THE POSSESSION – The Review
Despite being based on a true story, THE POSSESSION lacks any real scares.
After his divorce from Stephanie (Kyra Sedgwick), Clyde (Jeffrey Dean Morgan) is trying to make a new home to share with his daughters. While picking up dishes at a local garage sale, his youngest Em (Natasha Calis) becomes fascinated with an old wooden box. Buying it for his little girl, Clyde was completely unaware of the horrors contained inside… A demon spirit. As Em’s behavior begins to change, the secrets of the box begin to unfold, and the race begins to save her soul.
Being a fan of horror, I really wanted to like this film. I tend to love a good possession film. This one, however, really lacked in a couple of areas. Mainly writing and timing. The actors are the best part of this film.
To start with, the writers didn’t really develop the characters, other than a bit with Clyde and Em. The character of Stephanie was very bland. I couldn’t tell if they wanted me to like her or resent her a bit. This isn’t a stab at Kyra Sedgwick’s acting, because I had no real problems there. (The acting will be discussed further down). Either way, I didn’t really care one way or another about the character. Em was concentrated on in the sense that she was an active vegetarian or vegan who wanted her parents to get back together, but they really could have spent more time on her. The same goes for Clyde. You could tell that he was a loving dad who wanted to make his daughters happy, but was also preoccupied with his career. The sense that I got was that they wanted to make him seem like he was putting his career first. Instead, I felt like the love of his daughters was always at least equal to his job, and that they failed a bit at giving him a bad streak. This wasn’t the type of movie where we should feel confused about the character roles. Sure, this is based on a true story… but it’s embellished enough to the point where they should have developing the characters into specific roles in the story.

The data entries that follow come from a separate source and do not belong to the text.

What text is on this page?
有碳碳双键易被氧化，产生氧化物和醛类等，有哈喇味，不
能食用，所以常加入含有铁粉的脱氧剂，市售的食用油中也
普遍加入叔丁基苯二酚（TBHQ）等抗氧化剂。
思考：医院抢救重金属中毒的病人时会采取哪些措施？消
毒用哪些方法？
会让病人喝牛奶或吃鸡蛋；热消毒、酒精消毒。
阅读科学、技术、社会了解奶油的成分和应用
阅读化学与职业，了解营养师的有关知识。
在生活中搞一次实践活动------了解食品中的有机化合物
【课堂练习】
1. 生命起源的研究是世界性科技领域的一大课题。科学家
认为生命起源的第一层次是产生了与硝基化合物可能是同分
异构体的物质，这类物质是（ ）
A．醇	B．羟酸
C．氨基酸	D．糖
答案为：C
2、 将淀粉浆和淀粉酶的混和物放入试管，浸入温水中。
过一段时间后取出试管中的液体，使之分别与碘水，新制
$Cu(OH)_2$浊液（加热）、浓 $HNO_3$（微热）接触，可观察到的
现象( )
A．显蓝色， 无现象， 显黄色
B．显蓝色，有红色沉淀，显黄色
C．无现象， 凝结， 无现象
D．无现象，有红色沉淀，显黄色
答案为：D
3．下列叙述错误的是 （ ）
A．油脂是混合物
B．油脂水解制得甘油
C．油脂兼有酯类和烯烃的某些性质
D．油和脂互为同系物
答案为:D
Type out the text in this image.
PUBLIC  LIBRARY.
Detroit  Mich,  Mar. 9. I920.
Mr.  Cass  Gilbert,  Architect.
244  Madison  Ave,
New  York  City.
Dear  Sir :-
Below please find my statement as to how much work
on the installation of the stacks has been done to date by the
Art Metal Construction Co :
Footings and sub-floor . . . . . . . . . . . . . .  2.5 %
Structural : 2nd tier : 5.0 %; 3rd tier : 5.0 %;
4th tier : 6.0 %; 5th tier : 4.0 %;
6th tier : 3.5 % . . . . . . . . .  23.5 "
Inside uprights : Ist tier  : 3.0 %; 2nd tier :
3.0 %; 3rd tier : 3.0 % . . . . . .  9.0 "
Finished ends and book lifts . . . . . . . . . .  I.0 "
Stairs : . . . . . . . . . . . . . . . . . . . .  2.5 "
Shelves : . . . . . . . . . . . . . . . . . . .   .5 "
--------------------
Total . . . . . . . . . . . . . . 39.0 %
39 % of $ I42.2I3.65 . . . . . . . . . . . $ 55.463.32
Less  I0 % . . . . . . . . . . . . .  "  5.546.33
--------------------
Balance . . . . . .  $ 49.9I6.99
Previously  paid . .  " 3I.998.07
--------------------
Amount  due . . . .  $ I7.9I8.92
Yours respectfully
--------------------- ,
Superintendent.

Let’s talk pacing for a sec. This movie was beyond slow. I get that they wanted a real feeling, unraveling what supposedly happened over 29 days, but, since this story is already embellished, it should have moved faster. There were large lulls where something small or insignificant happened, and to build hype they put in a large “BOMBPT” to try to build suspense. (Yes, that is Melissa vernacular for the loud musical noise that they used). I mean, a good portion of this movie had very little going on. I get that they are trying to make it seem real, but they also could have spent more time on the actual possession, and focused a bit less on the boring steps leading up to it. The sound effects trying to build suspense were almost comical. Em just shoved pancakes into her mouth… “BOMBPT”… and now the girls are going back to their mothers. This ties in with character development. Maybe I would have cared more when the small things were going on with Em if they would have taken the focus off of the divorced parents and developed her character more. Perhaps I would have been more concerned if there weren’t so many drawn out scenes where nothing was going on. As a viewer, I need to stay in the moment. If I am checking my watch, I am no longer concerned with anything onscreen.
That ties in directly with timing. The audience shouldn’t be checking their cell phones for the time, or laughing when it is clear that the film is trying to build suspense. As a fan of the horror genre, I get that sometimes the worst horror films are the best horror films. This, however, does not even fall into that category. This film had my attention in the beginning. It kept my attention 1/3rd of the way in. Then, they lost me. If they cut the 92 minutes (Which is not long at all for a horror film) down by a 30 minutes, they would be in much better shape. What really gets me though, and leads me to give the film the benefit of the doubt, is that THE POSSESSION was originally supposed to have an R rating. I truly believe that they film would be much better if they wouldn’t have recut it to appease the MPAA and gain a PG-13 rating. I understand that by gaining the PG-13 rating they expanded their audience base, but they also cheapened the movie. I am really anxious to see the previous version. I guarantee it is a better film.
Sidenote: I could go into the actual story that this is based on, but this film is really embelleshed. If you are curious about the tale of the dibbuk box it is very easy to find online.
That being said, I have always enjoyed Jeffrey Dean Morgan as an actor. He plays a wonderfully concerned father, and has a strong presence on-screen. Natasha Calis has great chemistry with Morgan. Her role is not an easy one to portray, and I am eager to see what is next for her. In a way, she reminds me of a young Anna Paquin. Matisyahu was the most surprising to me. His role of Tzadok was inspired. He was both young and sentimental, but still carried the traditions of his faith heavily on his shoulders. I would love to see him spread his wings and try on a variety of characters.
As much as I have adored the past few releases from Lionsgate, I would wait for the Blu-Ray on this one.